De Nederlandse publieke omroep besteedde in 2022 266 miljoen euro, bijna 40 procent van het totale programmabudget, bij zogenoemde buitenproducenten, commerciële bedrijven die niet tot het bestel behoren. Dat is veel meer dan het wettelijk voorgeschreven bestedingsminimum van 25 procent. De bulk van het geld komt terecht bij een kleine groep grote buitenproducenten, meestal dochters van buitenlandse mediamultinationals. Kleinere onafhankelijke producenten, die juist vaak de programma’s maken die de publieke omroep onderscheidt van de commerciële zenders, krijgen die steeds moeilijker geplaatst in het uitzendschema van de NPO, de koepel die het publieke bestel aanstuurt.

Dat brengt Argos in de uitzending van zaterdag 25 mei op grond van data gepubliceerd door de NPO, de koepel die het publieke bestel aanstuurt.

De politiek voerde het bestedingsminimum ooit in om buitenproducenten betere kansen te geven bij de publieke omroep, en zo een meer gelijkwaardig speelveld te creëren. ‘Externe producenten leveren een belangrijke bijdrage aan de pluriformiteit,’ schreef toenmalig minister van Media Arie Slob in 2019 aan de Tweede Kamer. ‘Zij maken in opdracht van de omroepen programma’s die aansluiten op behoeften in de maatschappij.

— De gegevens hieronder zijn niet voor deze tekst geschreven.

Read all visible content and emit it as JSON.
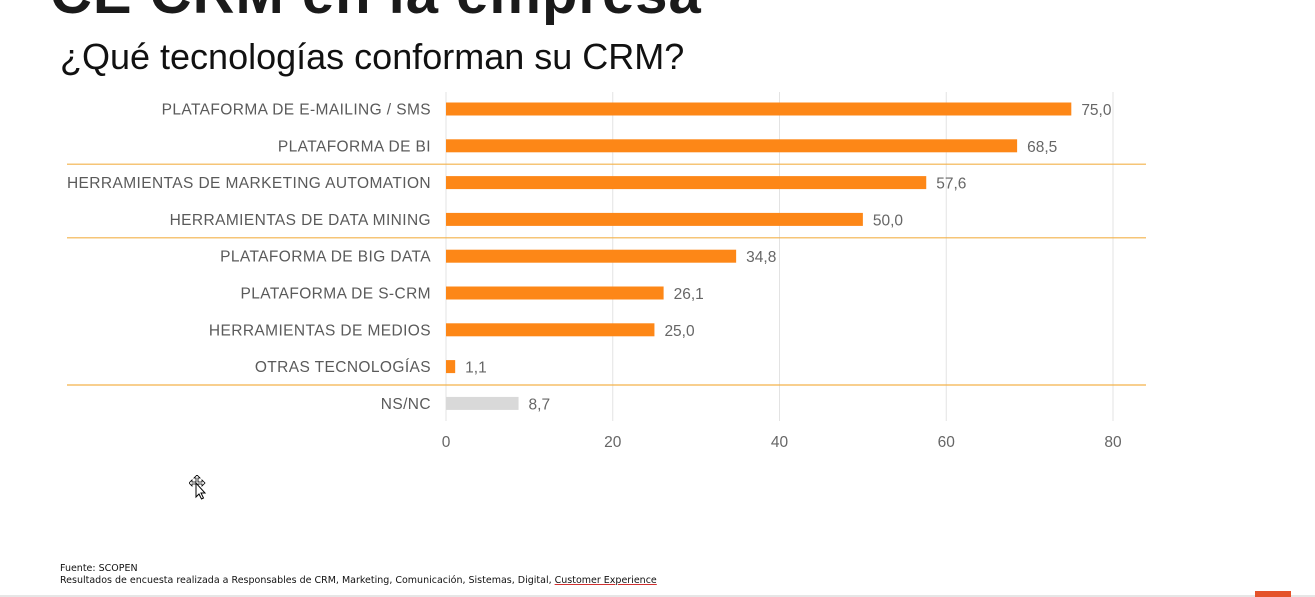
{
  "slide": {
    "top_title": "CE CRM en la empresa",
    "question": "¿Qué tecnologías conforman su CRM?"
  },
  "chart_data": {
    "type": "bar",
    "orientation": "horizontal",
    "categories": [
      "PLATAFORMA DE E-MAILING / SMS",
      "PLATAFORMA DE BI",
      "HERRAMIENTAS DE MARKETING AUTOMATION",
      "HERRAMIENTAS DE DATA MINING",
      "PLATAFORMA DE BIG DATA",
      "PLATAFORMA DE S-CRM",
      "HERRAMIENTAS DE MEDIOS",
      "OTRAS TECNOLOGÍAS",
      "NS/NC"
    ],
    "values": [
      75.0,
      68.5,
      57.6,
      50.0,
      34.8,
      26.1,
      25.0,
      1.1,
      8.7
    ],
    "value_labels": [
      "75,0",
      "68,5",
      "57,6",
      "50,0",
      "34,8",
      "26,1",
      "25,0",
      "1,1",
      "8,7"
    ],
    "bar_colors": [
      "#fd8717",
      "#fd8717",
      "#fd8717",
      "#fd8717",
      "#fd8717",
      "#fd8717",
      "#fd8717",
      "#fd8717",
      "#d9d9d9"
    ],
    "xlim": [
      0,
      80
    ],
    "xticks": [
      0,
      20,
      40,
      60,
      80
    ],
    "grid": true,
    "group_separators_after": [
      1,
      3,
      7
    ],
    "separator_color": "#f3b24a",
    "title": "",
    "xlabel": "",
    "ylabel": ""
  },
  "footer": {
    "source": "Fuente: SCOPEN",
    "note_prefix": "Resultados de encuesta realizada a Responsables de CRM, Marketing, Comunicación, Sistemas, Digital, ",
    "note_underlined": "Customer Experience"
  },
  "icons": {
    "cursor": "move-cursor-icon"
  }
}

De Nederlandse productiesector heeft een enorm creatief potentieel dat kan bijdragen aan programmatische innovatie.’

Al in 2019 publiceerde de Algemene Rekenkamer een kritisch rapport over de relatie van de NPO met de buitenproducenten. Extern ingekochte programma’s zijn gemiddeld 42 procent duurder dan in huis gemaakte producties van de publieke omroep, zo berekende de onafhankelijke waakhond over de besteding van publiek geld. Programma’s in het genre Nieuws & Opinie, bij uitstek een publiek domein, zijn zelfs 95 procent duurder.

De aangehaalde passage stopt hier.